"Joy and pleasure are as real as pain and sorrow and one must learn what they have to teach. . . ." -- Sean Russell, from Gatherer of Clouds

"If you're not having fun, you're not doing it right." -- Helyn D. Goldenberg

"I love you and I'm not afraid." -- Evanescence, "My Last Breath"

“If I hear ‘not allowed’ much oftener,” said Sam, “I’m going to get angry.” -- J.R.R. Tolkien, from Lord of the Rings

Friday, February 28, 2014

Is This a Blooper? (Update)

I get e-mails from Amazon with "local deals," which I generally ignore, but the subject heading on this one stopped me for a minute:
Tea Party/Party Planning

I had to think about that for a minute.

On that note, two posts of note this morning:

Via Digby, this article from Ian Millhiser:
The most remarkable thing about Arizona’s “License To Discriminate” bill is how quickly it became anathema, even among Republicans. Both 2008 GOP presidential candidate John McCain and 2012 GOP presidential candidate Mitt Romney called upon Arizona Gov. Jan Brewer to veto this effort to protect businesses that want to discriminate against gay people. So did Arizona’s other senator, Jeff Flake. And former House Speaker Newt Gingrich. Indeed, three state senators who voted for this very bill urged Brewer to veto it before she finally did so on Wednesday, confessing that they “made a mistake” when they voted for it to become law.

The premise of the bill is that discrimination becomes acceptable so long as it is packaged inside a religious wrapper. As Arizona state Rep. Eddie Farnsworth (R) explained, lawmakers introduced it in response to instances where anti-gay business owners in other states were “punished for their religious beliefs” after they denied service to gay customers in violation of a state anti-discrimination law.

Yet, while LGBT Americans are the current target of this effort to repackage prejudice as “religious liberty,” they are hardly the first. To the contrary, as Wake Forest law Professor Michael Kent Curtis explained in a 2012 law review article, many segregationists justified racial bigotry on the very same grounds that religious conservatives now hope to justify anti-gay animus. In the words of one professor at a prominent Mississippi Baptist institution, “our Southern segregation way is the Christian way . . . . [God] was the original segregationist.”
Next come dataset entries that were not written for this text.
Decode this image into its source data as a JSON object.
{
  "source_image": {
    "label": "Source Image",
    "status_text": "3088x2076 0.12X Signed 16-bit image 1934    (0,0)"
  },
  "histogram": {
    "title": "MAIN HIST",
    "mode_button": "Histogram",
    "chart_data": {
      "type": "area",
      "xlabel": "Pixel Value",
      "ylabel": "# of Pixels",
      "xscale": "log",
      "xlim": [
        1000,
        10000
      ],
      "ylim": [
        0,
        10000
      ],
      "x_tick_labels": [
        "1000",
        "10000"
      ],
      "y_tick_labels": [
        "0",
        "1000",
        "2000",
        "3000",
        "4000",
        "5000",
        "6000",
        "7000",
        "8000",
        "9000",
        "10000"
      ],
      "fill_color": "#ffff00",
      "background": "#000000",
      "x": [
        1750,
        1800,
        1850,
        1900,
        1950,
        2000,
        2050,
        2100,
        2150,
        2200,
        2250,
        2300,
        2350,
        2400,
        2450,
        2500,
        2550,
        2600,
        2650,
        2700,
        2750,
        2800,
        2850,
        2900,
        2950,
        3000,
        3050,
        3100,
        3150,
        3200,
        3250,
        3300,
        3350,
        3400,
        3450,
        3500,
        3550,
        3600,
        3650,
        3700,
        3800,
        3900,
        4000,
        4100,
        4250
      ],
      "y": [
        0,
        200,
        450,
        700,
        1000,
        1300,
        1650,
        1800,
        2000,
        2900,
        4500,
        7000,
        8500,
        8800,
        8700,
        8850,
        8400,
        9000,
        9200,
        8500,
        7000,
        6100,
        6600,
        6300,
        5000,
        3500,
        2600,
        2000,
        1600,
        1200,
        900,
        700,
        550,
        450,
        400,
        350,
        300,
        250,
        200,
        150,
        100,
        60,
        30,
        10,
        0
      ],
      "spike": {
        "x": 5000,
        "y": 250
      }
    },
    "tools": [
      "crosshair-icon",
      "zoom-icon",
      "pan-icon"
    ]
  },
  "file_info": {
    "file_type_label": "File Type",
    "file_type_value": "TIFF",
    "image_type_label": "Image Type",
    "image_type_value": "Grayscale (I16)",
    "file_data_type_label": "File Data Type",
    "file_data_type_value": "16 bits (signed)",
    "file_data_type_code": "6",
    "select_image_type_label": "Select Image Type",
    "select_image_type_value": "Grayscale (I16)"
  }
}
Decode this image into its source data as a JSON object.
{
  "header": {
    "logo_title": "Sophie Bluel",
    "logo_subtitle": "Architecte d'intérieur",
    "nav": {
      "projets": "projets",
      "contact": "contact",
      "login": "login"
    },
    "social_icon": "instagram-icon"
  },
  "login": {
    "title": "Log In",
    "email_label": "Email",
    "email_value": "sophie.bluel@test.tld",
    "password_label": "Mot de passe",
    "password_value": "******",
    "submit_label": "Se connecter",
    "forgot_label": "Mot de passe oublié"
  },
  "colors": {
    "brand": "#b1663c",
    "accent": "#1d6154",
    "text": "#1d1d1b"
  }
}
How does that relate to the Tea Party? Just look:
Arizona Governor Jan Brewer has vetoed SB1062, The Religious Freedom Restoration Act in Arizona. No one has ever accused Governor Brewer of being the most courageous Republican around. Come to think of it, the word courageous and Jan Brewer have probably never been uttered in the same sentence.

The left and the homosexual lobby in America went into overdrive to kill this bill. Conservatives rallied for this bill and Governor Brewer opted for cowardice instead of courage.

Why is this bill so important and what did it mean for not only Arizona but America?

The issue can be boiled down to one word: Freedom.

A free man or woman controls their labor. A slave has no control over their labor. A free man or woman decides who they will work for and under what conditions. The slave cannot.

The left and the homosexual lobby are both pushing slavery using the Orwellian concepts of “tolerance” and “inclusiveness.”

It gets worse. And aside from this screed being fact-free, it's worth noting that the whole post is in a large, bold-face font. Does that tell you something?

And some of the comments are so far out there that they're actually funny.

This one via Joe.My.God.

Update: This post on the subject of "religious freedom" at Mahablog, is worth a read.

I’m sure I’ve said before that conservatives like to pretend the establishment clause isn’t there, or is somehow lesser to the free exercise clause, although in fact without the establishment clause the free exercise clause isn’t worth much. Certainly, the child being coerced into expressing belief in God by a government employee is not having his free exercise rights respected, is he?

And from TPM, this analysis of the present-day "religious freedom" movement and its prospects.